Menschen jeden Alters lieben Mitgutschs Bücher - bis heute, auch wenn manches inzwischen etwas aus der Zeit gefallen zu sein scheint. Bagger, Traktoren und Autos sehen heute ganz anders aus als vor mehr als 50 Jahren, als die Bücher in die Kinderzimmer einzogen. Doch altmodisch wirken sie keineswegs, denn das Zwischenmenschliche darin hat sich nicht verändert. Bis heute sind Menschen schadenfroh, boshaft, verbissen, enttäuscht, neugierig und vergnügt.

Futter für seine Bilder bekam Mitgutsch auf Streifzügen durch die Stadt, vor allem durch sein geliebtes Schwabing. "Dazu habe ich stets einen kleinen Block und einen Stift dabei und zeichne flink Skizzen, mit denen ich dann später arbeite", sagte er mal im Interview der Deutschen Presse-Agentur.

Mutter prägte mit ihren Erzählungen den jungen Mitgutsch

Schon als Kind war der am 21. August 1935 in München geborene Mitgutsch ein guter Beobachter, mit feinem Gespür für Stimmungen und Befindlichkeiten. Auch sein Talent fürs Zeichnen zeigte sich früh. Doch das Leben war hart: Der Zweite Weltkrieg, Heimatlosigkeit, Hunger und bittere Not prägten seine Kindheit. Sein geliebter grosser Bruder fiel in Russland an der Front.

Was ihn in dieser schweren Zeit besonders faszinierte, waren die Geschichten seiner Mutter. Sie konnte ihren Kindern zwar kein wohlhabendes Elternhaus bieten, dafür aber ihre reiche Fantasie. "Sie hüllte uns regelrecht ein mit ihren Worten, und wir gaben uns ihnen ganz und gar hin und fühlten uns darin geborgen", schrieb Mitgutsch in den Kindheitserinnerungen "Herzanzünder". "Egal wie steil der Weg war, ob grosse Hitze oder bittere Kälte herrschte oder von welcher Not unsere kleine Familie gerade heimgesucht wurde - Mutter behütete uns auf ihre ganz eigene Art mit ihren Geschichten und lockte uns mit ihnen in eine andere, wundersame Welt."
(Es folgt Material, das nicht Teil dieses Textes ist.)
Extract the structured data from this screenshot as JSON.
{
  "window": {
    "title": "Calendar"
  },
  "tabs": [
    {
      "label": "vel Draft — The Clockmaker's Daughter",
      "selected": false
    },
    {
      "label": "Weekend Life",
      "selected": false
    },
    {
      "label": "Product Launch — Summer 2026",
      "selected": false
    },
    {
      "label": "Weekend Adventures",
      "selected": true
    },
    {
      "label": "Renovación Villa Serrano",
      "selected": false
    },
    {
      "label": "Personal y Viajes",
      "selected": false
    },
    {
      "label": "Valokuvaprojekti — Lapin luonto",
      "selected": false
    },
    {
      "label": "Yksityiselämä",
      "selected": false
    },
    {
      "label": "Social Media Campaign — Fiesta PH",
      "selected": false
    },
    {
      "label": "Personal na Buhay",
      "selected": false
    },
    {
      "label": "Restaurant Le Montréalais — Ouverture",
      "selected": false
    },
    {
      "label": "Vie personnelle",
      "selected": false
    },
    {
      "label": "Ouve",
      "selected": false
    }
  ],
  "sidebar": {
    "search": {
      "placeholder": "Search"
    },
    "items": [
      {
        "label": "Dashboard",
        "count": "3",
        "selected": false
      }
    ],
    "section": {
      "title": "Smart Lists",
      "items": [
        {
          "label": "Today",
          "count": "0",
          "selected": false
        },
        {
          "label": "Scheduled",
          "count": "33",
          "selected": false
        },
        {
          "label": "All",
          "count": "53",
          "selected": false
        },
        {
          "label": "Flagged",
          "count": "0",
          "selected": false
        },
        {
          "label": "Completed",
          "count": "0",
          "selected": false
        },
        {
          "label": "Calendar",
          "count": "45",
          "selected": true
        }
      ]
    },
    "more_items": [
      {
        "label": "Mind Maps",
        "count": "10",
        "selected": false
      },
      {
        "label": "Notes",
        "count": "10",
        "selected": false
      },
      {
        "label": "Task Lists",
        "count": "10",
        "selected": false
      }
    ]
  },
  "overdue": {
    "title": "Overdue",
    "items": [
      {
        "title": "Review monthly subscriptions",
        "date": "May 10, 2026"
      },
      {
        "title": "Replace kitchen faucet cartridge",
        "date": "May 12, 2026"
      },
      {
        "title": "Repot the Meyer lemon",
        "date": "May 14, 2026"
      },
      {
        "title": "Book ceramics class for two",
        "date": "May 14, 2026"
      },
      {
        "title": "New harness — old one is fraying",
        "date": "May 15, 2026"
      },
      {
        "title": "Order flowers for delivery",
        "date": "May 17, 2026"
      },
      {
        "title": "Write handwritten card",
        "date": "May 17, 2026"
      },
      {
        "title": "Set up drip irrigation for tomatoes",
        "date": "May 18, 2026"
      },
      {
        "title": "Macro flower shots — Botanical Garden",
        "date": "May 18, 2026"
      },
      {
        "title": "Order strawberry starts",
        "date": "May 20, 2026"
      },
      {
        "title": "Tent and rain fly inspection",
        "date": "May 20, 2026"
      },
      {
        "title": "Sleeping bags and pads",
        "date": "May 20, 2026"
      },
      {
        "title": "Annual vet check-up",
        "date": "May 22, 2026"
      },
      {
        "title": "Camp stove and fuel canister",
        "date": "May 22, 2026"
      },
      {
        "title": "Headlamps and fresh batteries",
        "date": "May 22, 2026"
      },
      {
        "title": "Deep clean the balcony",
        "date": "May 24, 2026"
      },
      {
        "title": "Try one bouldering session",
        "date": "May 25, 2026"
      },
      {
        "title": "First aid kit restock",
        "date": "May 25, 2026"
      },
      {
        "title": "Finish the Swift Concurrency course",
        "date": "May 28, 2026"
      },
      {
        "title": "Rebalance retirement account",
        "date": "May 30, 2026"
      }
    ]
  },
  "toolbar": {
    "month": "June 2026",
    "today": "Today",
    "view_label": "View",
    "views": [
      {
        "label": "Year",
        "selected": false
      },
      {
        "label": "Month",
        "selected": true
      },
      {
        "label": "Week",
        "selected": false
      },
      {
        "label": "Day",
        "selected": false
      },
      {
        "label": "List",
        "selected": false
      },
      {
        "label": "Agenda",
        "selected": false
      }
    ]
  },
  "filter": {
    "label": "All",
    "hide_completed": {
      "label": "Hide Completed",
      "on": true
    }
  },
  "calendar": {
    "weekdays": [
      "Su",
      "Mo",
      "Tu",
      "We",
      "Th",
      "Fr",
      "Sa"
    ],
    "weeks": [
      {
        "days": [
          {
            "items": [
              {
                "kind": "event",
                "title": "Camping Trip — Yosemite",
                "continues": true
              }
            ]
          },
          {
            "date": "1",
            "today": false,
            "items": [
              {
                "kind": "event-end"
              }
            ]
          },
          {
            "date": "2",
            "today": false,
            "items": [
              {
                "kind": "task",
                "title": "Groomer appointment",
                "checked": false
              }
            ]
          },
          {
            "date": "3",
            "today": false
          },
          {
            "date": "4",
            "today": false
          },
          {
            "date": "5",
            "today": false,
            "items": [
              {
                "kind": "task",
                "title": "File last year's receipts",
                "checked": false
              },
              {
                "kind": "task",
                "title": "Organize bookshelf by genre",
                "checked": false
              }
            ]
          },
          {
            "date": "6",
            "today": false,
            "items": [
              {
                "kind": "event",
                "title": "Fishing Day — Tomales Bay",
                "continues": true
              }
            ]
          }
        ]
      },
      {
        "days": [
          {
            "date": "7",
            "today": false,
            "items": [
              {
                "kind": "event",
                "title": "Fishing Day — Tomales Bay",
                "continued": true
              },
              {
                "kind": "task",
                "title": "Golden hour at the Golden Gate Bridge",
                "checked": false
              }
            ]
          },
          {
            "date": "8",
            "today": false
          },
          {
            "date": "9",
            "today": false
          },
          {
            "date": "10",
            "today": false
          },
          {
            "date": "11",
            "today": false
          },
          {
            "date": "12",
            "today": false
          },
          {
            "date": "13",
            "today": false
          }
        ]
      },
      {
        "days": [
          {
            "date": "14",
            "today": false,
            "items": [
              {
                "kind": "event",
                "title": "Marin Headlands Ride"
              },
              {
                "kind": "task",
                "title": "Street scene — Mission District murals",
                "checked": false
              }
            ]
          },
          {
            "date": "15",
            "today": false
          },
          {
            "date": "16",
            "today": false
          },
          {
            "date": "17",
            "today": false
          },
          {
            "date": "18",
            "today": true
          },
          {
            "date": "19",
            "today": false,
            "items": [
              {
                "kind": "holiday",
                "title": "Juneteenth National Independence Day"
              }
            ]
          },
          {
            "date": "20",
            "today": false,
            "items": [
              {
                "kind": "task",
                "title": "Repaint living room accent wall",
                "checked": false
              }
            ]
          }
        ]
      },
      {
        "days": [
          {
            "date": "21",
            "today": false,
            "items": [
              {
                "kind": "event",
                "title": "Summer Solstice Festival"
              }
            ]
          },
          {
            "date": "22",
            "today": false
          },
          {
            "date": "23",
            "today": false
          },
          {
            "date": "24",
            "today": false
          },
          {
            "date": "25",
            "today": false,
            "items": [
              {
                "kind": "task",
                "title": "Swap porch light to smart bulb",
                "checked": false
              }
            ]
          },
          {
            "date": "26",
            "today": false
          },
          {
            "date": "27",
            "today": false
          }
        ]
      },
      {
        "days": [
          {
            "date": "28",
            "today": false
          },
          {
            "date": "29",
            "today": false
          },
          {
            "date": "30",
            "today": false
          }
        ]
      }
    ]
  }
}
Ein prägendes Erlebnis: die Fahrt auf dem Riesenrad auf dem Münchner Jahrmarkt Auer Dult, eine seltene Freude für Ali und seine Schwester. Was der Junge aus der Gondel sah, faszinierte ihn. "Es waren Bilder mit vielen Details, es passierte so viel gleichzeitig, die Geschichten gingen nicht aus: Menschen liefen über den Platz, kamen zu Gruppen zusammen, lösten sich wieder auf, Kinder jagten hintereinander her, Karren wurden gezogen, eine Frau sammelte ihren Einkauf vom Pflaster und ein Junge kletterte einen Laternenpfahl hinauf", erinnerte sich der spätere Student der Graphischen Akademie.

Erstes Wimmelbuch erschien im Jahr 1968

Das Riesenrad findet sich im ersten Wimmelbuch "Rundherum in meiner Stadt" von 1968. "Die Aufsicht auf Dinge und Situationen blieb für mich ein Leben lang ein spannendes Thema: Sie wurde die Perspektive all meiner Wimmelbilder." Mehr als 70 Bücher, Poster und Puzzles entstanden, darunter viele Wimmelbücher. Allein in Deutschland wurden mehr als fünf Millionen Bücher verkauft, im Ausland mehr als drei Millionen.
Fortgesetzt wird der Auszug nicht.